Qui n’a pas entendu parler de l’un de ces premiers miracles asiatiques, de ce pays minuscule au sud de la Malaisie, réputé comme étant la Suisse de l’Extrême Orient?
Après l’indépendance en 1965, Singapour se développe en tant que ville industrielle et port de commerce, trait d’union entre l’Asie et l’Occident.
Pays multiracial, composé de malais, de chinois et d’hindous, Singapour connut le développement rapide, désorganisée, désordonnée, au point de devenir une ville lépreuse réputée la plus sale avec une poussée démographique effarante suite à une immigration massive... ...
Jusqu’au jour où fut élu un nouveau maire, homme ambitieux aimant sa ville qui décida que les choses devaient changer. Aussitôt des mesures furent prises, une réglementation draconienne fut appliquée, les délits furent sévèrement pénalisés, pour un papier ou un mégot jeté par terre, un stationnement hors zone, traversée de la chaussée hors passage piéton, l’amende était de 100 dollars. Très rapidement, la vie s’organisa, les gens devinrent disciplinés, s'adaptant ainsi à leur nouveau cadre de vie, la ville s’embellit au point de devenir une cité jardin renommée mondialement et acquis ainsi son surnom de Genève d’orient !! je peux certifier pour l’avoir visitée deux fois que Singapour est plus belle et propre que Genève !!!
Ce travail est le résultat d’un homme, un maire qui aima sa ville et n’en pouvait plus de ce laisser-aller. Un homme qui a voulu laisser son empreinte et son nom pour la postérité, et qui comprit que la richesse seule ne suffit pas, la qualité de vie importe encore plus.

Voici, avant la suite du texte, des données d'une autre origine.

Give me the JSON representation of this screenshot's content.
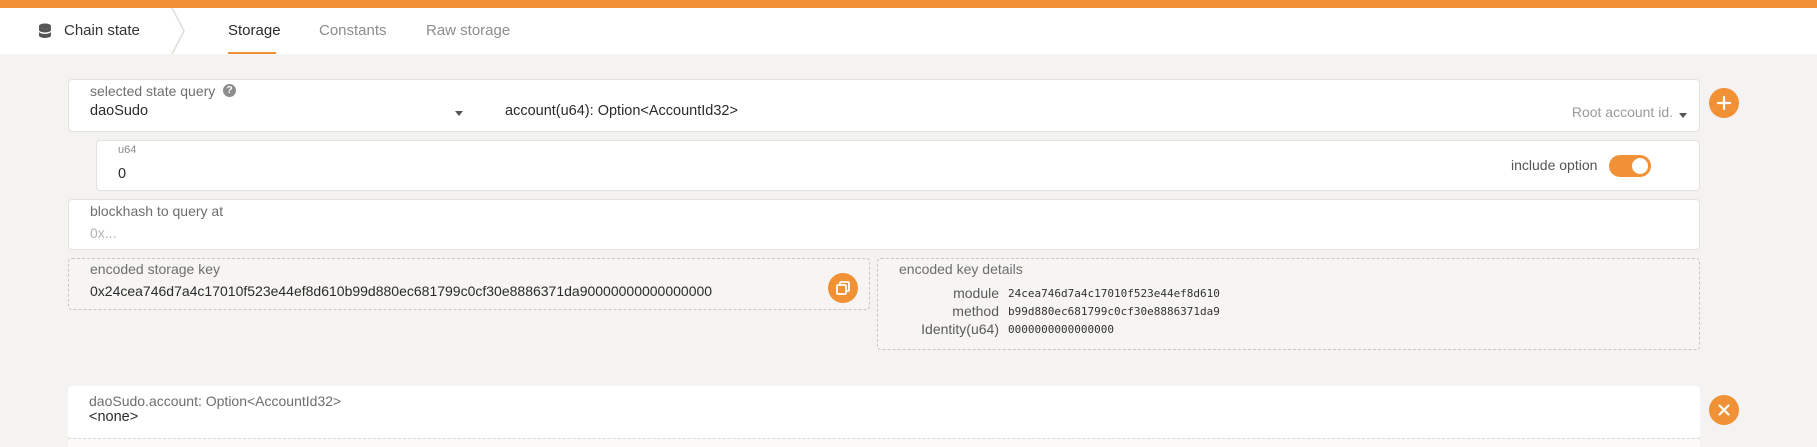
{
  "colors": {
    "accent": "#f19135",
    "background": "#f4f3f1"
  },
  "header": {
    "section_icon": "database-icon",
    "section_label": "Chain state",
    "tabs": [
      {
        "label": "Storage",
        "active": true
      },
      {
        "label": "Constants",
        "active": false
      },
      {
        "label": "Raw storage",
        "active": false
      }
    ]
  },
  "query": {
    "label": "selected state query",
    "module": "daoSudo",
    "method_signature": "account(u64): Option<AccountId32>",
    "method_hint": "Root account id.",
    "add_icon": "plus-icon"
  },
  "param": {
    "type_label": "u64",
    "value": "0",
    "include_option_label": "include option",
    "include_option_on": true
  },
  "blockhash": {
    "label": "blockhash to query at",
    "placeholder": "0x..."
  },
  "encoded_key": {
    "label": "encoded storage key",
    "value": "0x24cea746d7a4c17010f523e44ef8d610b99d880ec681799c0cf30e8886371da90000000000000000",
    "copy_icon": "copy-icon"
  },
  "key_details": {
    "label": "encoded key details",
    "rows": [
      {
        "name": "module",
        "value": "24cea746d7a4c17010f523e44ef8d610"
      },
      {
        "name": "method",
        "value": "b99d880ec681799c0cf30e8886371da9"
      },
      {
        "name": "Identity(u64)",
        "value": "0000000000000000"
      }
    ]
  },
  "result": {
    "label": "daoSudo.account: Option<AccountId32>",
    "value": "<none>",
    "close_icon": "close-icon"
  }
}
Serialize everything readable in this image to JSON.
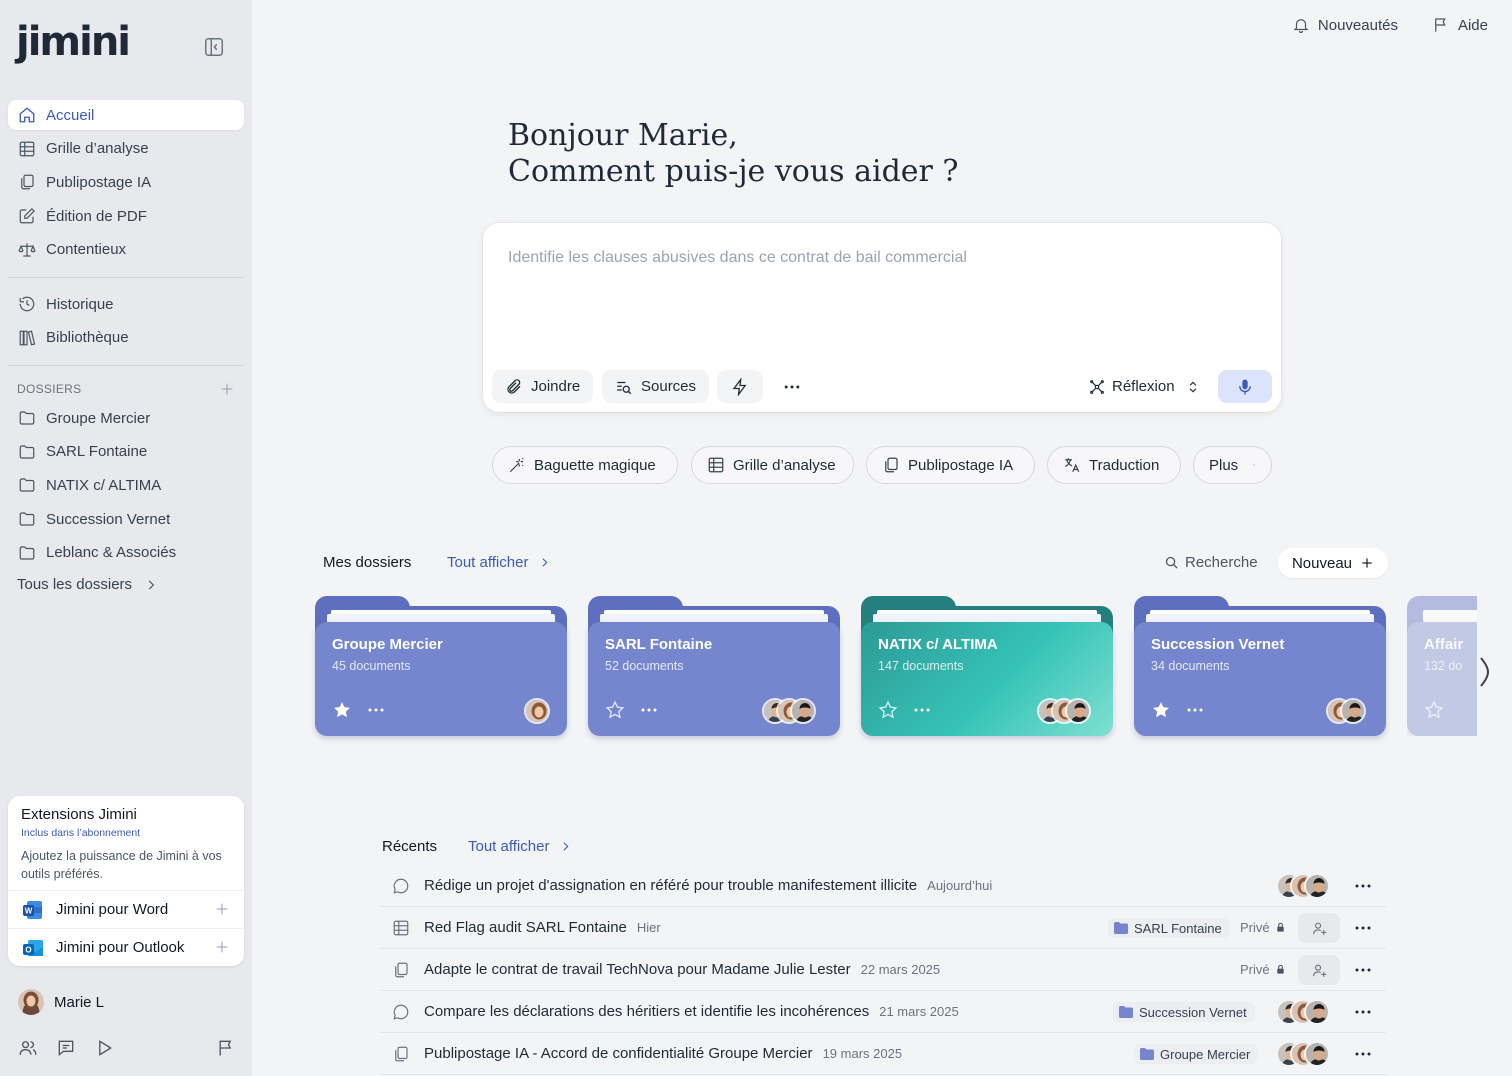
{
  "app": {
    "logo": "jimini"
  },
  "sidebar": {
    "nav": [
      {
        "label": "Accueil",
        "icon": "home-icon",
        "active": true
      },
      {
        "label": "Grille d’analyse",
        "icon": "grid-icon"
      },
      {
        "label": "Publipostage IA",
        "icon": "copy-icon"
      },
      {
        "label": "Édition de PDF",
        "icon": "edit-icon"
      },
      {
        "label": "Contentieux",
        "icon": "scale-icon"
      }
    ],
    "nav2": [
      {
        "label": "Historique",
        "icon": "history-icon"
      },
      {
        "label": "Bibliothèque",
        "icon": "library-icon"
      }
    ],
    "dossiers_header": "DOSSIERS",
    "dossiers": [
      "Groupe Mercier",
      "SARL Fontaine",
      "NATIX c/ ALTIMA",
      "Succession Vernet",
      "Leblanc & Associés"
    ],
    "all_dossiers": "Tous les dossiers",
    "extensions": {
      "title": "Extensions Jimini",
      "subtitle": "Inclus dans l’abonnement",
      "description": "Ajoutez la puissance de Jimini à vos outils préférés.",
      "items": [
        "Jimini pour Word",
        "Jimini pour Outlook"
      ]
    },
    "user": {
      "name": "Marie L"
    }
  },
  "topbar": {
    "news": "Nouveautés",
    "help": "Aide"
  },
  "greeting": {
    "line1": "Bonjour Marie,",
    "line2": "Comment puis-je vous aider ?"
  },
  "prompt": {
    "placeholder": "Identifie les clauses abusives dans ce contrat de bail commercial",
    "attach": "Joindre",
    "sources": "Sources",
    "mode": "Réflexion"
  },
  "chips": [
    "Baguette magique",
    "Grille d’analyse",
    "Publipostage IA",
    "Traduction",
    "Plus"
  ],
  "dossiers_section": {
    "title": "Mes dossiers",
    "see_all": "Tout afficher",
    "search": "Recherche",
    "new": "Nouveau",
    "folders": [
      {
        "name": "Groupe Mercier",
        "count": "45 documents",
        "starred": true,
        "color": "#7586cf"
      },
      {
        "name": "SARL Fontaine",
        "count": "52 documents",
        "starred": false,
        "color": "#7586cf"
      },
      {
        "name": "NATIX c/ ALTIMA",
        "count": "147 documents",
        "starred": false,
        "color": "#2fb3aa"
      },
      {
        "name": "Succession Vernet",
        "count": "34 documents",
        "starred": true,
        "color": "#7586cf"
      },
      {
        "name": "Affair",
        "count": "132 do",
        "starred": false,
        "color": "#9aa6d8"
      }
    ]
  },
  "recents_section": {
    "title": "Récents",
    "see_all": "Tout afficher",
    "items": [
      {
        "title": "Rédige un projet d'assignation en référé pour trouble manifestement illicite",
        "date": "Aujourd’hui",
        "icon": "chat-icon"
      },
      {
        "title": "Red Flag audit SARL Fontaine",
        "date": "Hier",
        "folder": "SARL Fontaine",
        "privacy": "Privé",
        "icon": "grid-icon"
      },
      {
        "title": "Adapte le contrat de travail TechNova pour Madame Julie Lester",
        "date": "22 mars 2025",
        "privacy": "Privé",
        "icon": "copy-icon"
      },
      {
        "title": "Compare les déclarations des héritiers et identifie les incohérences",
        "date": "21 mars 2025",
        "folder": "Succession Vernet",
        "icon": "chat-icon"
      },
      {
        "title": "Publipostage IA - Accord de confidentialité Groupe Mercier",
        "date": "19 mars 2025",
        "folder": "Groupe Mercier",
        "icon": "copy-icon"
      }
    ]
  },
  "colors": {
    "accent": "#3b5bb5",
    "folder_blue": "#7586cf",
    "folder_teal": "#2fb3aa"
  }
}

Vous ne trouvez pas que ça ressemble à une autre ville ? Une ville aussi laborieuse, qui croyait en son développement et son rayonnement en méditerranée ; à Sfax tout simplement où la situation ne cesse de se dégrader, où les mœurs ont pris une très mauvaise tournure, où les gens n'osent plus passer par certaines rues après la tombée de la nuit (par manque de lumière?), où les papiers jonchent notre quotidien et nos rues, où le plastique règne en maître absolu sur nos paysages, plaie des temps modernes; où la pollution est endémique, les encombrements sur les voies permanents avec ce que ça entraîne comme perte en temps et énergie,... ... .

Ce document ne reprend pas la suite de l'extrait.